Authors

Saidi Wang1, Amlan Talukder1, Mingyu Cha1, Xiaoman Li2, Haiyan Hu1

1. Computer Science, University of Central Florida, Orlando, FL-32816, US.

2. Burnett School of Biomedical Science, University of Central Florida, Orlando, FL-32816, US

1. TSSs supported by 14 studies

Number of TSSs supported by different number of publications.


2. Robustness of RSmiRT

In order to find the robustness of this dataset, we compared this dataset with two sets miRNA TSSs from data of the 14 studies, weighted by two metrics separately. The first metric was the publication year of corresponding study and the other metric was the number of miRbase miRNAs reported by corresponding study (Table 1 in manuscript). In case of the first scoring metric, we assigned the each of 14 studies a score in the range of 0.7 to 1.0 according the oldest publication year (P1 and P5) to the most recent publication year (P10 and P12). When using the second metric, we scored each of 14 studies a score in [0.7, 1.0] based on the number of miRNAs they reported. Then for each cluster generated in the way described above, we calculated the sum of the scores for the TSSs in that cluster supported by different studies. The scoring system with the first metric, assigned the old and unreliable miRNA TSS dataset less weights than the most recent dataset. The second scoring metric put more importance on the dataset supporting a larger number of miRNAs. Finally, the miRNAs having at least one cluster with at least 4.0 score were kept for both scoring metrics, which left us 172 and 170 filtered miRNAs respectively. At the end, we compared the RSmiRT dataset with these two sets of miRNAs. We found all of the miRNAs in the two sets already included in the RSmiRT dataset. This confirms the robustness of RSmiRT TSSs on the given dataset.

3. Correlation between expressed miRNA and host gene transcripts

We also investigated the expression correlation between intragenic miRNAs and their host gene transcripts using two correlation datasets.

3.1 Correlation dataset 1

The first dataset we used contained miRNA and mRNA measurements for 18 samples (9 disease samples and 9 normal samples) corresponding to 9 tissues. The miRNA and mRNA expression data were publised by Lu et al. (GSE2564) and Ramaswamy et al. (GSE68928) respectively [15, 16]. This data contains expression profiles corresponding to 164 miRNAs and 10,991 genes and has been frequently used to study miRNA-mRNA co-expression [17-19]. Using this expression data, we were able to identify the expression profiles of 30 intragenic miRNAs of RSmiRT along with the transcripts of their host genes annotated by miRIAD. We calculated the Spearman correlation coefficient between expression profiles of these miRNAs and host genes. One of the possible reasons of low expression correlation might be the consideration of condition specific disease samples. Hence, we did the same analysis procedure independently for the 9 normal and the 9 disease samples. The expression correlation of almost every intragenic miRNA and their host gene pairs got worse in the disease samples than in the normal samples, when we also analyzed the correlation separately for the 9 normal and 9 disease samples (Fig. S2)

(Left) Expression correlation between the intragenic miRNAs and their host genes. (Right) Change in the expression correlation of miRNA-host gene pairs in normal and disease samples.


3.2 Correlation dataset 2

Apart from the expression data from Ramaswamy et al. [15, 16], we did the same expression correlation analysis with the miRNA and mRNA expression data (GSE18069 and GSE22570) in 12 human brain samples used by PROmiRNA [8]. After mapping the 13,042 genes and 590 miRNAs with RSmiRT data, we found the expression data for 66 intragenic miRNAs and their host gene mRNA transcript pairs. ~57% (46 out of 66) of the miRNA-host gene transcript pairs were either positively (>=0.2) or negatively (<=-0.2) correlated (Fig S3).

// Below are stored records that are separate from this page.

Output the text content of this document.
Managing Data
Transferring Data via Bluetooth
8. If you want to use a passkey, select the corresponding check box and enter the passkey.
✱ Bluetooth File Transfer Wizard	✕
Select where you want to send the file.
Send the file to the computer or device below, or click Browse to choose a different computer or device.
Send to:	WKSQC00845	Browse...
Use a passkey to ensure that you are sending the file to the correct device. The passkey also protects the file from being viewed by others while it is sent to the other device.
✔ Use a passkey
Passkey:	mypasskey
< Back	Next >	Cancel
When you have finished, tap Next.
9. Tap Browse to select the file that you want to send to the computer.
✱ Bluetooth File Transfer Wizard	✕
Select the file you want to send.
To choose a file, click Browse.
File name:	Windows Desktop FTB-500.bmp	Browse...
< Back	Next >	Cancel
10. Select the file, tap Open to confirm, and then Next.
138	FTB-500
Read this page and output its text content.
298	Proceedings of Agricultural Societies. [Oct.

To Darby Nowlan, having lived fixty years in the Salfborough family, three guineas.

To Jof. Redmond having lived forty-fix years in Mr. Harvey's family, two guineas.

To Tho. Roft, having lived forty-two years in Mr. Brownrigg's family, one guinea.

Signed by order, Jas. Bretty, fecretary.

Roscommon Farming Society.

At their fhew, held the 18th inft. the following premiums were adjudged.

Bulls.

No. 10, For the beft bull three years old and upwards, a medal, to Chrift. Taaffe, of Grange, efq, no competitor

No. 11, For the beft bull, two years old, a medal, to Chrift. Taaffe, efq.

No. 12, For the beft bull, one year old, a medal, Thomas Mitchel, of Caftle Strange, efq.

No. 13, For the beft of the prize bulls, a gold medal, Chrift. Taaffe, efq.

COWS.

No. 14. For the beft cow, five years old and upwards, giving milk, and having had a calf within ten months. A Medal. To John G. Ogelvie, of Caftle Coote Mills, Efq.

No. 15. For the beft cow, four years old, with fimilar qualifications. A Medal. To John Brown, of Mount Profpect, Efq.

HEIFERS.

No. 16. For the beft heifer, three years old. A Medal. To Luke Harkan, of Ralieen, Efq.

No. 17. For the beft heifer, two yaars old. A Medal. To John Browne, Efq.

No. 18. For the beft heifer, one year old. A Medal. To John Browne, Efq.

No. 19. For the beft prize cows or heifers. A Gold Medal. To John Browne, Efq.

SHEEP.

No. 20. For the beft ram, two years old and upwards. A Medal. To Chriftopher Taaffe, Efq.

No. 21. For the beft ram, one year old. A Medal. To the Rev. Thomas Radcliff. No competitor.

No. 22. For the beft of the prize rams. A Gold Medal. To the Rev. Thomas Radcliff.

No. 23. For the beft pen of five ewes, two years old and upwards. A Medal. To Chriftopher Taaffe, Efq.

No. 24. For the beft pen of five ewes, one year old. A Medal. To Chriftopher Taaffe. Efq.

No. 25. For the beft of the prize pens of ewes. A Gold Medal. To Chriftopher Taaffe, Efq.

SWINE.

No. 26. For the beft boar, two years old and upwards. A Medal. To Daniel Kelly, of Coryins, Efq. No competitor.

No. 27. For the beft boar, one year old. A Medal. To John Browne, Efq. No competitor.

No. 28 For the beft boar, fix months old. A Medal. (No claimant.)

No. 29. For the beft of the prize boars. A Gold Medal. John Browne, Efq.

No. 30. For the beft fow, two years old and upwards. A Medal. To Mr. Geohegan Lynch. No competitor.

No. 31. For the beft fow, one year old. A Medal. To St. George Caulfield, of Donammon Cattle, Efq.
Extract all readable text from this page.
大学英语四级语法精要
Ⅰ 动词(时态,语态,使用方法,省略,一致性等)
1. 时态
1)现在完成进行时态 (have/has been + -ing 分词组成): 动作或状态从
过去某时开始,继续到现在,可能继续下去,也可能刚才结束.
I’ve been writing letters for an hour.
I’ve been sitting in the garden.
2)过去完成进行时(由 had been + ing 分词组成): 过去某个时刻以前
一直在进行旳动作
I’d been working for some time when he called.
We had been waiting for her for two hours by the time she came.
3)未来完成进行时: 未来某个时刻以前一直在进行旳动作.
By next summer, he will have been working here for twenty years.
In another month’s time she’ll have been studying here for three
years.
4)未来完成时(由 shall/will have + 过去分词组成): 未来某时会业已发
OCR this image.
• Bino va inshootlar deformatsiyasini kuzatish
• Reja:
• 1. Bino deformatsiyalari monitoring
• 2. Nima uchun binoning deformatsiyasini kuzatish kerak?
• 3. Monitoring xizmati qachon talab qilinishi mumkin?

Expression correlation between the intragenic miRNAs and thei host genes according to a different expression dataset.

3.3 Correlation results combined

By combining the three above mentioned datasets (dataset1 normal, dataset1 disease and dataset2) we found 21 intragenic and host gene transcript pairs with the expression information.

Expression correlation between the intragenic miRNAs and thei host genes according to a different expression dataset.

4. Indication of independent TSSs

Using the expression correlation coefficients from the above datasets, we found some examples of intragenic miRNAs and corresponding host gene transcripts that might transcribed independently.

Expression correlation between the intragenic miRNAs and thei host genes according to a different expression dataset.


5. Disease associations of RSmiRT miRNAs

Using the HMDD disease-miRNA association data, we calculated the percentage of RSmiRT miRNAs associated with different diseases. (Fig. S5)

Disease association of RsmiRT miRNAs.


6. Significant TFs around RSmiRT TSSs

Most significant (P <= 0.01) transcription factor motifs found within the 1kb region around the intergenic and intragenic miRNA TSSs and the host gene TSSs of the intragenic miRNAs.